The sick room was built for the comfort and utility of an ageless, bedridden female relative who enjoyed sewing children's clothes of imminent practicality--play clothes, school smocks, and costumes of delightfully ambiguous theme--but was easily exhaustible in the company of visitors. Sometime in the last decade she had accepted the invitation to stay at a boarding school with an infinite amount of mending and a small theatre to sew for. Not only was it a pleasant change from the confined space of the room in which she had lived for several years, but the country air suited her much better than that of the sea and the mountains and she could hear the voices and footsteps of children without having to be perpetually among them.

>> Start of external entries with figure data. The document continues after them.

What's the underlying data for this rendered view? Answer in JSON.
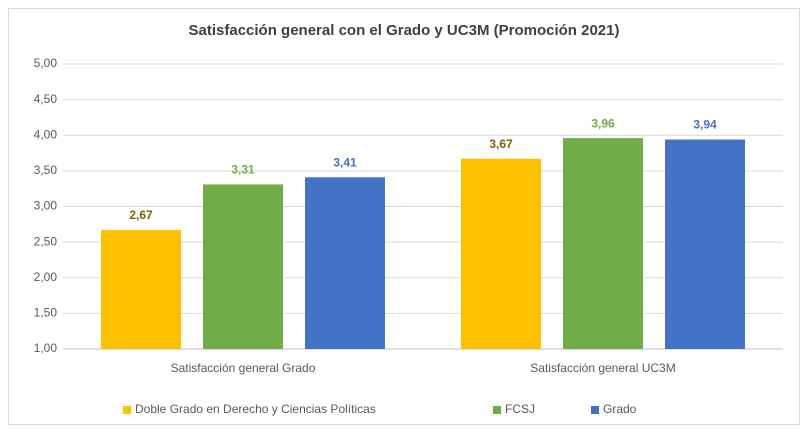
{
  "chart_data": {
    "type": "bar",
    "title": "Satisfacción general con el Grado y UC3M (Promoción 2021)",
    "categories": [
      "Satisfacción general Grado",
      "Satisfacción general UC3M"
    ],
    "series": [
      {
        "name": "Doble Grado en Derecho y Ciencias Políticas",
        "color": "#FFC000",
        "label_color": "#7F6000",
        "values": [
          2.67,
          3.67
        ],
        "value_labels": [
          "2,67",
          "3,67"
        ]
      },
      {
        "name": "FCSJ",
        "color": "#70AD47",
        "label_color": "#70AD47",
        "values": [
          3.31,
          3.96
        ],
        "value_labels": [
          "3,31",
          "3,96"
        ]
      },
      {
        "name": "Grado",
        "color": "#4472C4",
        "label_color": "#4472C4",
        "values": [
          3.41,
          3.94
        ],
        "value_labels": [
          "3,41",
          "3,94"
        ]
      }
    ],
    "ylim": [
      1,
      5
    ],
    "yticks": [
      {
        "value": 1,
        "label": "1,00"
      },
      {
        "value": 1.5,
        "label": "1,50"
      },
      {
        "value": 2,
        "label": "2,00"
      },
      {
        "value": 2.5,
        "label": "2,50"
      },
      {
        "value": 3,
        "label": "3,00"
      },
      {
        "value": 3.5,
        "label": "3,50"
      },
      {
        "value": 4,
        "label": "4,00"
      },
      {
        "value": 4.5,
        "label": "4,50"
      },
      {
        "value": 5,
        "label": "5,00"
      }
    ],
    "grid": true,
    "legend": "bottom"
  }
}
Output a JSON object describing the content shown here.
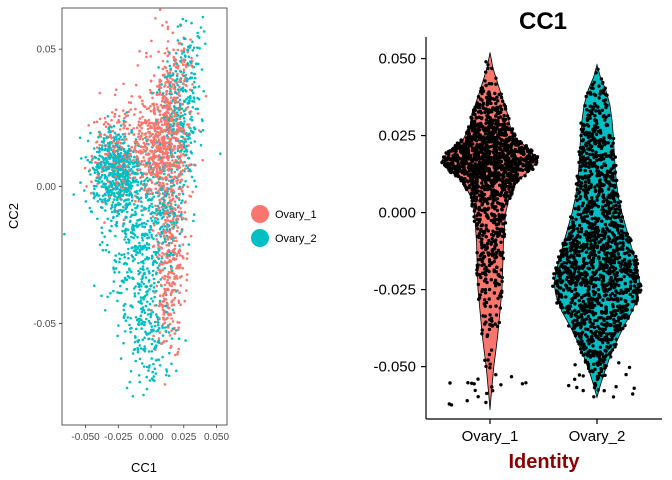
{
  "colors": {
    "ovary_1": "#F8766D",
    "ovary_2": "#00BFC4",
    "points_right": "#000000",
    "identity_label": "#8B0000"
  },
  "chart_data": [
    {
      "type": "scatter",
      "title": "",
      "xlabel": "CC1",
      "ylabel": "CC2",
      "xlim": [
        -0.068,
        0.058
      ],
      "ylim": [
        -0.087,
        0.065
      ],
      "x_ticks": [
        {
          "value": -0.05,
          "label": "-0.050"
        },
        {
          "value": -0.025,
          "label": "-0.025"
        },
        {
          "value": 0.0,
          "label": "0.000"
        },
        {
          "value": 0.025,
          "label": "0.025"
        },
        {
          "value": 0.05,
          "label": "0.050"
        }
      ],
      "y_ticks": [
        {
          "value": 0.05,
          "label": "0.05"
        },
        {
          "value": 0.0,
          "label": "0.00"
        },
        {
          "value": -0.05,
          "label": "-0.05"
        }
      ],
      "grid": false,
      "legend_position": "right",
      "series": [
        {
          "name": "Ovary_1",
          "clusters": [
            {
              "cx": 0.013,
              "cy": 0.022,
              "sx": 0.009,
              "sy": 0.014,
              "n": 520
            },
            {
              "cx": 0.003,
              "cy": 0.012,
              "sx": 0.008,
              "sy": 0.007,
              "n": 230
            },
            {
              "cx": -0.025,
              "cy": 0.012,
              "sx": 0.011,
              "sy": 0.009,
              "n": 240
            },
            {
              "cx": 0.015,
              "cy": -0.018,
              "sx": 0.006,
              "sy": 0.016,
              "n": 280
            },
            {
              "cx": 0.013,
              "cy": -0.045,
              "sx": 0.005,
              "sy": 0.009,
              "n": 90
            },
            {
              "cx": 0.022,
              "cy": 0.042,
              "sx": 0.005,
              "sy": 0.008,
              "n": 45
            }
          ]
        },
        {
          "name": "Ovary_2",
          "clusters": [
            {
              "cx": -0.027,
              "cy": 0.005,
              "sx": 0.01,
              "sy": 0.008,
              "n": 560
            },
            {
              "cx": -0.01,
              "cy": -0.022,
              "sx": 0.011,
              "sy": 0.014,
              "n": 360
            },
            {
              "cx": -0.002,
              "cy": -0.052,
              "sx": 0.009,
              "sy": 0.01,
              "n": 180
            },
            {
              "cx": 0.012,
              "cy": -0.005,
              "sx": 0.008,
              "sy": 0.011,
              "n": 200
            },
            {
              "cx": 0.023,
              "cy": 0.028,
              "sx": 0.008,
              "sy": 0.012,
              "n": 240
            },
            {
              "cx": 0.03,
              "cy": 0.048,
              "sx": 0.005,
              "sy": 0.006,
              "n": 40
            }
          ]
        }
      ]
    },
    {
      "type": "violin",
      "title": "CC1",
      "xlabel": "Identity",
      "ylabel": "",
      "ylim": [
        -0.067,
        0.057
      ],
      "categories": [
        "Ovary_1",
        "Ovary_2"
      ],
      "y_ticks": [
        {
          "value": 0.05,
          "label": "0.050"
        },
        {
          "value": 0.025,
          "label": "0.025"
        },
        {
          "value": 0.0,
          "label": "0.000"
        },
        {
          "value": -0.025,
          "label": "-0.025"
        },
        {
          "value": -0.05,
          "label": "-0.050"
        }
      ],
      "grid": false,
      "series": [
        {
          "name": "Ovary_1",
          "y_range": [
            -0.064,
            0.051
          ],
          "density_profile": [
            [
              0.052,
              0.0
            ],
            [
              0.047,
              0.06
            ],
            [
              0.04,
              0.2
            ],
            [
              0.033,
              0.35
            ],
            [
              0.028,
              0.42
            ],
            [
              0.024,
              0.55
            ],
            [
              0.02,
              0.85
            ],
            [
              0.017,
              1.0
            ],
            [
              0.014,
              0.85
            ],
            [
              0.01,
              0.55
            ],
            [
              0.005,
              0.4
            ],
            [
              0.0,
              0.33
            ],
            [
              -0.005,
              0.3
            ],
            [
              -0.01,
              0.28
            ],
            [
              -0.015,
              0.27
            ],
            [
              -0.02,
              0.26
            ],
            [
              -0.025,
              0.25
            ],
            [
              -0.03,
              0.22
            ],
            [
              -0.035,
              0.19
            ],
            [
              -0.04,
              0.16
            ],
            [
              -0.045,
              0.12
            ],
            [
              -0.05,
              0.08
            ],
            [
              -0.055,
              0.05
            ],
            [
              -0.06,
              0.02
            ],
            [
              -0.064,
              0.0
            ]
          ],
          "point_clusters": [
            {
              "cy": 0.017,
              "sy": 0.006,
              "n": 900
            },
            {
              "cy": 0.0,
              "sy": 0.02,
              "n": 500
            },
            {
              "cy": 0.03,
              "sy": 0.007,
              "n": 150
            }
          ]
        },
        {
          "name": "Ovary_2",
          "y_range": [
            -0.06,
            0.048
          ],
          "density_profile": [
            [
              0.048,
              0.0
            ],
            [
              0.044,
              0.08
            ],
            [
              0.04,
              0.2
            ],
            [
              0.035,
              0.3
            ],
            [
              0.03,
              0.35
            ],
            [
              0.025,
              0.38
            ],
            [
              0.02,
              0.4
            ],
            [
              0.015,
              0.42
            ],
            [
              0.01,
              0.45
            ],
            [
              0.005,
              0.5
            ],
            [
              0.0,
              0.58
            ],
            [
              -0.005,
              0.68
            ],
            [
              -0.01,
              0.78
            ],
            [
              -0.015,
              0.88
            ],
            [
              -0.02,
              0.96
            ],
            [
              -0.023,
              1.0
            ],
            [
              -0.027,
              0.95
            ],
            [
              -0.032,
              0.82
            ],
            [
              -0.037,
              0.62
            ],
            [
              -0.042,
              0.45
            ],
            [
              -0.047,
              0.3
            ],
            [
              -0.052,
              0.17
            ],
            [
              -0.056,
              0.08
            ],
            [
              -0.06,
              0.0
            ]
          ],
          "point_clusters": [
            {
              "cy": -0.02,
              "sy": 0.012,
              "n": 900
            },
            {
              "cy": 0.012,
              "sy": 0.016,
              "n": 500
            },
            {
              "cy": -0.04,
              "sy": 0.008,
              "n": 150
            }
          ]
        }
      ]
    }
  ]
}
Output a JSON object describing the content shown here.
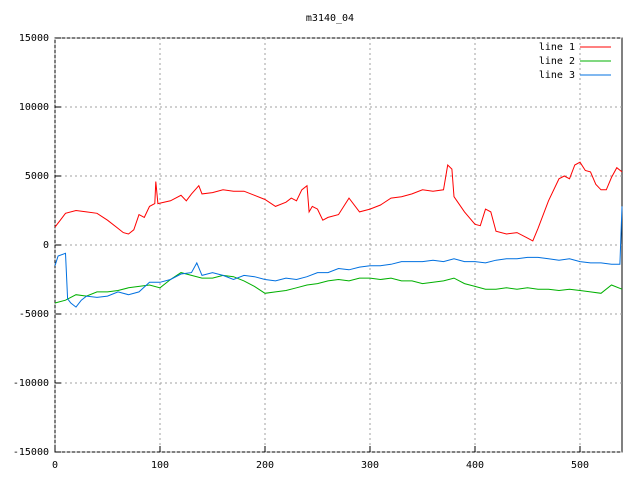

Her former room was kept tidy and clean but rarely used: the infirmary was a better place for seasonal complaints and riding accidents, and people generally kept to their rooms with their pneumonia and occasional bouts of rheumatism. The slightly oversized bed was bare of linens, and the small bookshelf beside it held a half-dozen second and third volumes of three-volume novels, all with broken spines and grubby pages. Every month, the room was given a thorough cleaning, on the housekeeper's orders. "Just in case," she reminded everyone in foreboding tones that spoke of an invalid doom to the younger maids.
Well, I actually started out with a scene rather than this setting, but oh well. Another time will do for writing up that. It needs to brew a while, anyway, I guess.